Le récit se déroule pendant la seconde guerre mondiale, quand la ville est occupée alternativement par les Italiens et les Grecs avant de passer aux mains des Allemands. Les forces d’occupation imposent le black out et placardent des avis d’interdiction. La cave de la grande maison familiale sert d’abri contre les bombardements à tout le quartier. A la fin de la guerre ce sont les jeunes maquisards communistes qui prennent le pouvoir, remettant en cause le pouvoir traditionnel des anciens :
« Il paraît qu’on fait maintenant une nouvelle sorte de guerre dit [Djedjo]. Je ne sais pas comment ils appellent ça, la lutte aux classes ou la lutte des classes. Ca, pour une guerre, oui, que c’en est une, ma bonne Selfidjé. Pas comme les autres. Les frères s’entre-tuent et le fils abat son père. Et dans sa maison même, à table. Il le fixe un moment dans les yeux, puis lui dit qu’il ne le reconnaît plus comme son père, et lui loge une balle dans la tête.

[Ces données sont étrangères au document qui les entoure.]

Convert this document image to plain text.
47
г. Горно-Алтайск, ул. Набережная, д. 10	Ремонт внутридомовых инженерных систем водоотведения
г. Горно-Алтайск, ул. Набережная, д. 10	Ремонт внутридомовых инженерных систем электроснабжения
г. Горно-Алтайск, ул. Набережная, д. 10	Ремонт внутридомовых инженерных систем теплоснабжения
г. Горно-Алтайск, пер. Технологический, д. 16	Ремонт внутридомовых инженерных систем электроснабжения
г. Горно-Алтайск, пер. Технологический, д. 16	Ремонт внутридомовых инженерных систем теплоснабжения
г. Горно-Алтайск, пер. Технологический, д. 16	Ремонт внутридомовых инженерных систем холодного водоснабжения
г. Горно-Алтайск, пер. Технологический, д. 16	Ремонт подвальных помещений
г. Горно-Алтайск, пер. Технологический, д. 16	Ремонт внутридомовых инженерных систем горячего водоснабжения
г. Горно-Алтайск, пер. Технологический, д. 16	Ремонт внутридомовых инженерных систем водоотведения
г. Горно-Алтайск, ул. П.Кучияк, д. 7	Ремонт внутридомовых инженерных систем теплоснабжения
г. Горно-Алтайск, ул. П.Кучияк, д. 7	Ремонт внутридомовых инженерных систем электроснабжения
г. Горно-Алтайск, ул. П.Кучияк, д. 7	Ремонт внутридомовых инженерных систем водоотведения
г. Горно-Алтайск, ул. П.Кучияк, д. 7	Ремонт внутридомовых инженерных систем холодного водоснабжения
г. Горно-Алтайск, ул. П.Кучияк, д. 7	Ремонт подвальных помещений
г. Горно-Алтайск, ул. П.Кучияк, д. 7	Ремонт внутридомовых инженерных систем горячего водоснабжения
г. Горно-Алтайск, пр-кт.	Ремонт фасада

– C’est la fin de tout ! dit la mère Pino (…)
– Voilà, ma chère Selfidjé, dit Djedjo. Nous croyions en avoir fini avec tous ces troubles, mais à ce qu’il semble, le plus pénible reste encore à endurer. Tu te souviens d’Enver, le fils des Hodja ?
– Celui qui est allé étudier dans le pays des Francs ? Bien sûr que je m’en souviens.
– Moi aussi, dit la mère Pino.
– Eh bien, on dit que c’est lui qui dirige maintenant le combat. Et c’est lui aussi qui a, paraît-il, inventé cette nouvelle guerre dont je te parlais tout à l’heure.
– J’ai de la peine à y croire, dit grand-mère. C’était un garçon si bien élevé ».
Le narrateur vit dans un environnement traversé de merveilleux : les femmes craignent les jeteurs de sorts, prédisent l’avenir à l’occasion ; la ville, la maison, des objets du quotidien sont doués d’une volonté propre. Avec son ami Illyr ils arpentent le quartier tachant de comprendre les événements à l’aune de ce qu’ils voient et entendent. Le jeune garçon est un amoureux des mots attaché à percer leur sens profond. Grâce au frère aîné d’Illyr, un étudiant, il a accès à des livres.
Gjirokastër
J’ai beaucoup apprécié cette lecture que j’ai trouvée souvent drôle même si les événements décrits ne le sont pas toujours. J’ai apprécié ce petit aperçu sur l’histoire albanaise que je connais fort peu. Le texte est par enfin fort bien écrit avec des accents poétiques :
« Le dimanche était uniformément étendu sur la ville. On eût dit que le soleil, projeté sur la terre, avait volé en éclats et que partout, dans les rues, sur les vitres des fenêtres, dans les flaques d’eau et sur les toits, étaient retombés des morceaux de lumière humides. Il me revenait à la mémoire un jour lointain où grand-mère avait écaillé un gros poisson. Ses avants-bras étaient couverts d’écailles. J’avais eu alors l’impression que tout son corps était dimanche. Par contre, quand mon père se mettait en colère,
il était mardi ».
Bien que certains quartiers de Gjirokastër aient encore un aspect très rural cette lecture me permet de participer au défi Sous les pavés les pages, organisé par Ingannmic et Athalie.